Chemistry Publications
Document Type
Article
Publication Date
5-7-2020
Journal
Journal of Physical Chemistry B
Volume
124
Issue
18
First Page
3667
Last Page
3677
URL with Digital Object Identifier
https://doi.org/10.1021/acs.jpcb.0c01934
Abstract
The properties of electrosprayed protein ions continue to be enigmatic, owing to the absence of high-resolution structure determination methods in the gas phase. There is considerable evidence that under properly optimized conditions these ions preserve solution-like conformations and interactions. However, it is unlikely that these solution-like conformers represent the "intrinsic" structural preferences of gaseous proteins. In an effort to uncover what such intrinsically preferred conformers might look like, we performed molecular dynamics (MD) simulations of gaseous ubiquitin. Our work was inspired by recent gas phase experiments, where highly extended 13+ ubiquitin ions were transformed to compact 3+ species by proton stripping (Laszlo, K. J.; Munger, E. B.; Bush, M. F. J. Am. Chem. Soc. 2016, 138, 9581-9588). Our simulations covered several microseconds and used a mobile-proton algorithm to account for the fact that a H+ in gaseous proteins can migrate between different titratable sites.

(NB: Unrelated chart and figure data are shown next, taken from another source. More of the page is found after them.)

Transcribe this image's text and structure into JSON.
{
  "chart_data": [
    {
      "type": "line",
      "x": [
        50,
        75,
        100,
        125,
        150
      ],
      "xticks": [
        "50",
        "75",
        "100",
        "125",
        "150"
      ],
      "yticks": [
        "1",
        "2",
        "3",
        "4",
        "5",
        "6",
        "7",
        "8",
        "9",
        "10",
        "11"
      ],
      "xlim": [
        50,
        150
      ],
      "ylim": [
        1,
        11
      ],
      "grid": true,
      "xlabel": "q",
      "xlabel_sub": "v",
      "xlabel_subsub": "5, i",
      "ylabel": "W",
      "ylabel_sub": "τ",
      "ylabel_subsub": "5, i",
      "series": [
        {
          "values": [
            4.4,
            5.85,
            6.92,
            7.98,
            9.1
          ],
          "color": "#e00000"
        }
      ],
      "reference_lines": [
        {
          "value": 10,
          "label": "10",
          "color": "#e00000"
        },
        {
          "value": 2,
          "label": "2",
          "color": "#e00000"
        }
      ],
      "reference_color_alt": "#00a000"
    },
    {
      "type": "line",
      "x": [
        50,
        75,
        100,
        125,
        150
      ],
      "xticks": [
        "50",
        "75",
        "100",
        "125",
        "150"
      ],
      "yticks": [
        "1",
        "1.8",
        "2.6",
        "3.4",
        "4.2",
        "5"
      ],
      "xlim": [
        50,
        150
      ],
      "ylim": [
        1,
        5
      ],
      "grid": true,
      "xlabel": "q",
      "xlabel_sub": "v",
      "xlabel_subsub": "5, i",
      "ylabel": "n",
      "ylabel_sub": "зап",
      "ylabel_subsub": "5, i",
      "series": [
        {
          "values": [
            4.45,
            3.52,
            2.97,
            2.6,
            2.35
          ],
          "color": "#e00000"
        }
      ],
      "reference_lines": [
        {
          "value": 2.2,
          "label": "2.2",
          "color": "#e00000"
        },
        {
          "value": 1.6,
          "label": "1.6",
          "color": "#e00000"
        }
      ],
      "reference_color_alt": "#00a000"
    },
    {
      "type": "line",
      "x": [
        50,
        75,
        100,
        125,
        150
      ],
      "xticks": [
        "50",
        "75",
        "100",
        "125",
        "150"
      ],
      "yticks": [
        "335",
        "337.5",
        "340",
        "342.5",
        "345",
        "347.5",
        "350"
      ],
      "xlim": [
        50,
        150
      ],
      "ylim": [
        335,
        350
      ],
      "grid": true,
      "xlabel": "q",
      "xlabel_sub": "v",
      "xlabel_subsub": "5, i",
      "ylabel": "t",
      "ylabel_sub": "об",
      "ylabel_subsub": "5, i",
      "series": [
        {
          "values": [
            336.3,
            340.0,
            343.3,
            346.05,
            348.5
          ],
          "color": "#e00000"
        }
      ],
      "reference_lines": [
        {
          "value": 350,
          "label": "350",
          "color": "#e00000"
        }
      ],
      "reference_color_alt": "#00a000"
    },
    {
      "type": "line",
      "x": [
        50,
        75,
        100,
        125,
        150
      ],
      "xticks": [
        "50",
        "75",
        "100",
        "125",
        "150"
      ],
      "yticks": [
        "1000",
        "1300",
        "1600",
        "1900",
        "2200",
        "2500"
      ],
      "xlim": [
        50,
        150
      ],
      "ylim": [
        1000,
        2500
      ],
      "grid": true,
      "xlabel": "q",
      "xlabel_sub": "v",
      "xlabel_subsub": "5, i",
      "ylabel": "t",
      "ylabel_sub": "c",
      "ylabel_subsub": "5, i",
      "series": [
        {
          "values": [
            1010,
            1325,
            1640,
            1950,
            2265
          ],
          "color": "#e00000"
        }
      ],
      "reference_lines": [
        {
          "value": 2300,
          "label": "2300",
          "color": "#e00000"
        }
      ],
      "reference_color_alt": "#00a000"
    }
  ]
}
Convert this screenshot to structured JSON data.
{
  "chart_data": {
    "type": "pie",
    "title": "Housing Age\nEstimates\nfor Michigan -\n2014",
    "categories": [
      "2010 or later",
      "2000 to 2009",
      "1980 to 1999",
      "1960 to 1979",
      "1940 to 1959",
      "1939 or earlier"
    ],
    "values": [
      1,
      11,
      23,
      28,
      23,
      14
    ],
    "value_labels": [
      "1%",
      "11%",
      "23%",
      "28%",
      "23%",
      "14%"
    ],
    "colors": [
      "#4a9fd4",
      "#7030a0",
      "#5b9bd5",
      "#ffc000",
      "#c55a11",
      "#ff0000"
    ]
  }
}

Proton stripping caused folding of ubiquitin into heterogeneous "inside-out" structures. The hydrophilic core of these conformers was stabilized by charge-charge and polar interactions, while hydrophobic residues were located on the protein surface. Collision cross sections of these MD structures were in good agreement with experimental results. The inside-out structures generated during gas phase folding are in striking contrast to the solution behavior which is dominated by the hydrophobic effect, i.e., the tendency to bury hydrophobic side chains in the core (instead of exposing them to the surface). We do not dispute that native-like proteins can be transferred into the gas phase as kinetically trapped species. However, those metastable conformers do not represent the intrinsic structural preferences of gaseous proteins. Our work for the first time provides detailed insights into the properties of intrinsically preferred gas phase conformers, and we unequivocally find them to have inside-out architectures.